When considering development of a successful biofilm prevention/disruption strategy, we want to highlight several innovation opportunities:

  • Understand the specific commensal and pathogenic species involved
  • Identify extrinsic factors impacting differential colonization and growth of relevant microbial species
  • Examine the influence of host factors on the ecology of biofilm growth
  • Investigate the multiple potential intervention points that exist in the many biological processes underlying the establishment, growth and homeostasis of the biofilms
  • Evaluate approaches such as:
  • Deterring the anaerobes by changing environmental or surface factors to those unfavorable for their growth
  • Prevention of adhesion of the colonizing organisms
  • Identifying and targeting the intermediary colonizing strains that facilitate colonization and growth of pathogenic organisms
  • Interfering with microbial communication (especially quorum sensing) critical to colonization and growth of pathogenic microbes.

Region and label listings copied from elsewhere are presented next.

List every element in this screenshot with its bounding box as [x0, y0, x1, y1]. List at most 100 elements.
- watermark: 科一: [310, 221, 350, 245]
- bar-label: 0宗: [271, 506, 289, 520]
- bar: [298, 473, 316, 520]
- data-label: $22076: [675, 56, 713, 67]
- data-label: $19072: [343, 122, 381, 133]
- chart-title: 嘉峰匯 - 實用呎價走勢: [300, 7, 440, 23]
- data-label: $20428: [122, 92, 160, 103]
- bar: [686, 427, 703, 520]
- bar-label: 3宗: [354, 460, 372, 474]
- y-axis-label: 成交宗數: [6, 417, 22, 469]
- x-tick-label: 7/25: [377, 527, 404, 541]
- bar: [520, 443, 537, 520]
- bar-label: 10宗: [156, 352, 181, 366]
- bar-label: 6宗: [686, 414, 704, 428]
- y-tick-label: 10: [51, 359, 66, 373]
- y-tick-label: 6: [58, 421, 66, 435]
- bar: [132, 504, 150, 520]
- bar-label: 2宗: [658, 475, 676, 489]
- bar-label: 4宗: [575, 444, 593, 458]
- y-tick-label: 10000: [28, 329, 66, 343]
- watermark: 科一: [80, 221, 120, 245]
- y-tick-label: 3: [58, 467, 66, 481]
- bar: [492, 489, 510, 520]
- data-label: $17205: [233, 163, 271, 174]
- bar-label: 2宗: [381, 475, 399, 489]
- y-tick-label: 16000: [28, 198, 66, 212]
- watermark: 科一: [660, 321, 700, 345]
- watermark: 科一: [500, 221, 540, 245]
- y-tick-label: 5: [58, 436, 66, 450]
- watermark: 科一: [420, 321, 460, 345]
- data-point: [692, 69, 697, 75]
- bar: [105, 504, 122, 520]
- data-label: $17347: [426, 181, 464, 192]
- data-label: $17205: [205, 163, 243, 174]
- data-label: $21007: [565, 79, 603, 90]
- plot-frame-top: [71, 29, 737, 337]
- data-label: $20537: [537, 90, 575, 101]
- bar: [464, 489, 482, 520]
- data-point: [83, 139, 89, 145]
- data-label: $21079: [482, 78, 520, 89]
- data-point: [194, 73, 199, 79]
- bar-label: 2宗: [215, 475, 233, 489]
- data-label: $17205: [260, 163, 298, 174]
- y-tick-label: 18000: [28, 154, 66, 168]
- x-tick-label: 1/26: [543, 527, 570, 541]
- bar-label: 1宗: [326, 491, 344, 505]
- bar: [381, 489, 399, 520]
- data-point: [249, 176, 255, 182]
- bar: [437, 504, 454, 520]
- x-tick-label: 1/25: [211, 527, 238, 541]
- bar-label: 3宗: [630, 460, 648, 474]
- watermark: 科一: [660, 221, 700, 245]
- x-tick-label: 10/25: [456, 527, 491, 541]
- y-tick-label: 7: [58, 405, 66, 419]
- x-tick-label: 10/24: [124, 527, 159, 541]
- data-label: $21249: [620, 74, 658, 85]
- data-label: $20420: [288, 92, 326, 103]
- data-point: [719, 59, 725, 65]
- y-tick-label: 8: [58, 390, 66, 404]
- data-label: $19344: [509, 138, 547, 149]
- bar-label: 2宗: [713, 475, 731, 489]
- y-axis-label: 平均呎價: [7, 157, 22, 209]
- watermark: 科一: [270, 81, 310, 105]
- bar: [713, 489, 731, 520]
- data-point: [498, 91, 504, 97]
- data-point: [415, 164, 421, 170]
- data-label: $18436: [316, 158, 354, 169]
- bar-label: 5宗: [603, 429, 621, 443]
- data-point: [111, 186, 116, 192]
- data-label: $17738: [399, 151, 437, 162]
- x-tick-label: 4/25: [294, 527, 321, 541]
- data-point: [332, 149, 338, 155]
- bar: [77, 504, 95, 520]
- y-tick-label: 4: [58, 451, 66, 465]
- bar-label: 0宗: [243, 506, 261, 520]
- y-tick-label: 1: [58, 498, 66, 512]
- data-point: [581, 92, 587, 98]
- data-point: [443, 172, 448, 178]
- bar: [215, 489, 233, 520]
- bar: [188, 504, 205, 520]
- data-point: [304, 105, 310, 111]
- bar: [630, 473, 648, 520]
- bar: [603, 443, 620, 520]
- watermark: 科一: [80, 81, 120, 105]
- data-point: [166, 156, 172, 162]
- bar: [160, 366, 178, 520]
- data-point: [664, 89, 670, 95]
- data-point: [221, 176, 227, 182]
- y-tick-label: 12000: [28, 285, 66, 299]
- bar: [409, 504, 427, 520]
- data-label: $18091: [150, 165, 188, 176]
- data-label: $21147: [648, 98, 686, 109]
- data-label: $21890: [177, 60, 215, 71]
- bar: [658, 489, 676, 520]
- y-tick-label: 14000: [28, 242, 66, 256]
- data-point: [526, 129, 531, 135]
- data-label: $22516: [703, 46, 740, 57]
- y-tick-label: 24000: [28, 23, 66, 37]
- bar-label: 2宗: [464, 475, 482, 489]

  • Solutions may come from unexpected places; for instance, IBM’s nano-medicine program has invented a hydrogel that is being explored for application to preventing and destroying biofilm infections on catheters. An enzyme, NucB, isolated from a marine bacterium growing on the surface of seaweeds has been shown to breakdown extracellular DNA of medical biofilms and disperse them.

In summary, microbial biofilms have significant and costly detrimental effects across a variety of industries. Companies can realize value if they understand that biofilm infections and contaminations are increasingly resistant to currently available antiseptics and antibiotics and require innovative anti-biofilm technologies. By using these insights as an input to their own R&D and commercialization plans, companies can create effective anti-biofilm solutions.